R hasn't been acting any differently than he normally does, but for some reason, all the things that he does that bother me, I just seem to notice more, and they seem to bother me more and more. Like last night R told me (yea, told me, didn't ask me) that in the morning we were going to go to his g-ma's birthday party. So I was pissed off that he didn't tell me sooner AND I was mad because I knew I wouldnt be able to workout or sleep in in the morning so it was frustrating. Anyway, so I get to his house when he told me to be there all ready to go and he is still in bed playing video games and tells me that we arent going anymore! OMG usually this kind of stuff doesn't bother me but I was seriously SSOOOOOO mad I couldn't even control myself. I was/am just so frustrated with him right now because I am trying to live a good healthy and PRODUCTIVE lifestyle, and all he does is eat and play video games and sleep all day. He is really getting (cuz he never use to be when he use to play baseball) lazy. He has also gained a LOT of weight, which doesn't bother me about how he looks at all, but it just shows how bad his lifestyle has gotten.

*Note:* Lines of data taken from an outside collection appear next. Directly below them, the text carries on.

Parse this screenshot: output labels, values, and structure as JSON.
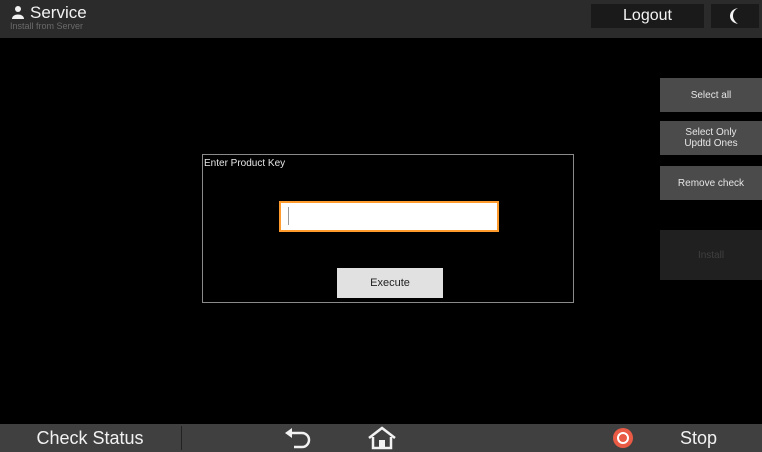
{
  "app": {
    "title": "Service",
    "subtitle": "Install from Server",
    "logout_label": "Logout"
  },
  "side_buttons": [
    {
      "label": "Select all",
      "enabled": true
    },
    {
      "label": "Select Only Updtd Ones",
      "enabled": true
    },
    {
      "label": "Remove check",
      "enabled": true
    },
    {
      "label": "Install",
      "enabled": false
    }
  ],
  "dialog": {
    "title": "Enter Product Key",
    "input_value": "",
    "execute_label": "Execute"
  },
  "bottom": {
    "check_status_label": "Check Status",
    "stop_label": "Stop"
  },
  "colors": {
    "accent_input_border": "#ff9a2c",
    "stop_icon": "#ea5b45"
  },
  "icons": {
    "user": "user-icon",
    "night": "moon-icon",
    "back": "back-arrow-icon",
    "home": "home-icon",
    "stop": "stop-icon"
  }
}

I realize that everyone has different priorities, and I realize that those priorities can change, but if two people have totally different outlooks on what is really important in their lives, then how is it ever going to work?

These are his priorities right now- work, videogames/tv/leisure, softball, sleep, me.

These are what mine are (which need some adjusting but still)- sleep, ryan, exercise, school, friends

See? Two totally different sets of values. I don't know what to do. I am just really unhappy right now. Whenever I try to talk to R about it, he listens, but I don't think he gets it and I don't think he realizes that it is serious. 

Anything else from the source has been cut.